Coffee Forensics, Crimes against Coffee

On a trip back from Norwalk, Ohio, I stopped at a cute cafe. When I visit  a new restaurant or cafe, I ask for a cup of their best coffee and a double shot of espresso. This is my version of forensics, coffee forensics. I am deciding based on the facts whether they are breaking the law, coffee-wise. There is often evidence of clearly stale coffee- when the grinder’s hopper is filled with coffee beans, I am almost certain that the coffee will be stale. When I visit a roaster and their cafe has a wall of extremely dark roasted coffee, I’m sure that the flavor profile will be suspect. When there are more flavor syrups available than types of single origin coffees, I know that I won’t want to taste the coffee black and I’m 100% certain that the barista will ask, “Should I save room for cream?” Have you ever walked out of a cafe and dumped out the cup of coffee in the garbage outside after a few sips? I have.

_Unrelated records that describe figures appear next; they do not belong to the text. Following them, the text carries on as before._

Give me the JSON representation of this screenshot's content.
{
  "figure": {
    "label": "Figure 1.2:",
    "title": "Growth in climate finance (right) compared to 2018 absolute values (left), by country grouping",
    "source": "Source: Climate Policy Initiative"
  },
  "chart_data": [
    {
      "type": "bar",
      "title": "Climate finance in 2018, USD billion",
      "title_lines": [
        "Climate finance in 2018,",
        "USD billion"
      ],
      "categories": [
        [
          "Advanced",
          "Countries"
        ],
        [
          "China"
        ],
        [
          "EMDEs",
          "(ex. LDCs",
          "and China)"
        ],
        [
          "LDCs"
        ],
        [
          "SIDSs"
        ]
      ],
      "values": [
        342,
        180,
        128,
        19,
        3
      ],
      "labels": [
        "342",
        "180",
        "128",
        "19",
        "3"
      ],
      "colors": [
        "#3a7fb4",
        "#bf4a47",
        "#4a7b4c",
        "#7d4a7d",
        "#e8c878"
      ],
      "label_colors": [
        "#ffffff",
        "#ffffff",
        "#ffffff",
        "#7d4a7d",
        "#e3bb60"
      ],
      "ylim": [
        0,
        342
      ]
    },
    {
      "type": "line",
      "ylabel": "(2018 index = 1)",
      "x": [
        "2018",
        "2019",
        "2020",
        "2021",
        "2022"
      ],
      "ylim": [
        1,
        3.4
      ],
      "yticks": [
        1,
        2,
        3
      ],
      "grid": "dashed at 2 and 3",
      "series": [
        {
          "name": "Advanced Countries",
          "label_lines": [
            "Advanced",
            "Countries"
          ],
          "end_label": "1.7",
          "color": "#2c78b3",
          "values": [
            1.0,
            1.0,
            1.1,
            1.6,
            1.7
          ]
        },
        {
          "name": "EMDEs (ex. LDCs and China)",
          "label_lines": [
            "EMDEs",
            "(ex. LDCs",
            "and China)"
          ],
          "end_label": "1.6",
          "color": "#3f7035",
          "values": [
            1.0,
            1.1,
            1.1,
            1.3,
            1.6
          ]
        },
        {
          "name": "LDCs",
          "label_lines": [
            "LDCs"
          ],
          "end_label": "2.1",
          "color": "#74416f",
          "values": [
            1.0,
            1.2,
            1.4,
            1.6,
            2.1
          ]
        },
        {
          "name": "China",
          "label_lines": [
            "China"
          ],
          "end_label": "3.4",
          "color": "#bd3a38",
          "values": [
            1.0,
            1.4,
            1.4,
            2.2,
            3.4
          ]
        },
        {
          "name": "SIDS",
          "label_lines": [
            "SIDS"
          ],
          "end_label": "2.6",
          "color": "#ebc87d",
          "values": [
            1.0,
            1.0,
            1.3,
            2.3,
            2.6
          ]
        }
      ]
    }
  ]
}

So, the cup of their house blend was okay, but over-roasted. The espresso was different. The first sips were lovely with chocolaty notes and some pungency that you expect from a dark roast. However, as the espresso cooled down, the coffee was absolutely unpalatable. You may expect a coffee roaster to be unfairly subjective and believe that they have the best coffee, ever. Yet, I truly have great willingness to give anyone’s coffee a chance. For example, on my trip to Baltimore, I stopped in at Dublin Coffee Roasters in Frederick and enjoyed cup after cup of wonderful coffee. The coffee roaster, Serina, gave me a tour of her roasting facility and I happily tried several of her coffee blends. But, I digress. My point is that the first and last impressions are important. Sometimes, I’ll roast a single origin coffee, cup it and love the first impression. The first hot sips, the glorious aromatics, and the smooth and interesting mouthfeel. After letting the coffee cool down to room temperature, some coffees change drastically to a poor cup. Is it 

Coffee forensics include “Drinking for the Cycle” with each coffee, #FIVEPT (French Press, Iced, Vacuum Syphon, Espresso, Pourover, and Turkish.) Every brewing style brings different notes, mouthfeel, body, depth from each coffee. Then, we ask, how does the coffee taste immediately after roasting, and every day afterwards until its timely demise (2.5 weeks)? Finally, and often most importantly, how does it taste when it cools completely? There are some coffees that I’ve roasted and cupped that die completely when they cool down. They become just a plain cup of coffee with nothing interesting. Others taste off or have bad flavors. The thoughtful coffee roaster tries to imagine all of the different situations that the customer will brew and serve their coffee.